Nosotros
quisiéramos morir así, cuando el goce y la venganza se penetran y llegan a su
culminación.
Porque el goce llama al goce, llama a la venganza, llama a la culminación. (…)
Porque el goce llama al goce, llama a la venganza, llama a la culminación. (…)
Desde
este ángulo de agonía la muerte de un niño proletario es un hecho perfectamente
lógico y natural. Es un hecho perfecto.
Los
despojos de ¡Estropeado! ya no daban para más. Mi mano los palpaba mientras él
me lamía el falo. Con los ojos entrecerrados y a punto de gozar yo comprobaba,
con una sola recorrida de mi mano, que todo estaba herido ya con exhaustiva
precisión. Se ocultaba el sol, le negaba sus rayos a todo un hemisferio y la
tarde moría. Descargué mi puño martillo sobre la cabeza achatada de animal de
¡Estropeado!: él me lamía el falo. Impacientes Gustavo y Esteban querían que
aquello culminara para de una buena vez por todas: Ejecutar el acto. Empuñé
mechones del pelo de ¡Estropeado! y le sacudí la cabeza para acelerar el goce.
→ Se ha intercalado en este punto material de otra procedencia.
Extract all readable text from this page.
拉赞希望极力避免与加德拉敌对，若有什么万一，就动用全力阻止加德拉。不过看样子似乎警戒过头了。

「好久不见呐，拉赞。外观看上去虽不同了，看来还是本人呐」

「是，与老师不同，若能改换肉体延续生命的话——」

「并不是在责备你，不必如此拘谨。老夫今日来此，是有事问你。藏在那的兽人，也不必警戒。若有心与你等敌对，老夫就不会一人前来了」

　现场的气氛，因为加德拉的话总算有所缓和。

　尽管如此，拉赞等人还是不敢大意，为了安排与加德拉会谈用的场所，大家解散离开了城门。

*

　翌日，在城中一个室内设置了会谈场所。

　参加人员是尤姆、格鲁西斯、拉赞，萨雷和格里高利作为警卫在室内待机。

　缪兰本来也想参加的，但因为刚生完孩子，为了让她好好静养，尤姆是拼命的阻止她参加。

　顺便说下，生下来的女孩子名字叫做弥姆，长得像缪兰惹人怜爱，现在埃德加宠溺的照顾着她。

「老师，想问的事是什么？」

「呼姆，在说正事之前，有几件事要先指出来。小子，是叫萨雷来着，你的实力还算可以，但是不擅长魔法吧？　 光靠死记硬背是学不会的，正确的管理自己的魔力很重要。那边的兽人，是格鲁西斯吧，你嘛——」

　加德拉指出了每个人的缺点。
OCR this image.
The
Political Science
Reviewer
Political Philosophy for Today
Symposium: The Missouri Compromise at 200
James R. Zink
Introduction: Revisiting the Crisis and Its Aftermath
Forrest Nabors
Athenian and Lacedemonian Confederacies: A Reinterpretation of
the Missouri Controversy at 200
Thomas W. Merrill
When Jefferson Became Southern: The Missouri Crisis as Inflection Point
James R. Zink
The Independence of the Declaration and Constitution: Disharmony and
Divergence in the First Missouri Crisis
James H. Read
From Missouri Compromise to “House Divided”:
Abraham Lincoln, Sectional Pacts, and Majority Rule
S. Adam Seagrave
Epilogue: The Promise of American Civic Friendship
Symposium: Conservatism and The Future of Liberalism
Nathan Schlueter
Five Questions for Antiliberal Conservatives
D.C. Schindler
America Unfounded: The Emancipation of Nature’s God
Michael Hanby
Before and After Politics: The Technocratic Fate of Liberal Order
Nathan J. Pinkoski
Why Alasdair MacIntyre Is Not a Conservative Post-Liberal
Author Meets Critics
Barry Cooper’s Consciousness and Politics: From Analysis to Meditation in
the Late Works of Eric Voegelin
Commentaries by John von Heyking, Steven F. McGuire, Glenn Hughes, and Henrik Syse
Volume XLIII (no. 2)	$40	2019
No podía salir de ahí para entrar al otro acto. Le metí en la boca el punzón
para sentir el frío del metal junto a la punta del falo. Hasta que de puro
estremecimiento pude gozar. Entonces dejé que se posara sobre el barro la
cabeza achatada de animal.
—Ahora
hay que ahorcarlo rápido —dijo Gustavo.
—Con un alambre —dijo Esteban en la calle de tierra donde empieza el barrio precario de los desocupados.
—Y
adiós Stroppani ¡vamos! —dije yo.
Remontamos
el cuerpo flojo del niño proletario hasta el lugar indicado. Nos proveímos de
un alambre. Gustavo lo ahorcó bajo la luna, joyesca, tirando de los extremos
del alambre. La lengua quedó colgante de la boca como en todo caso de estrangulación.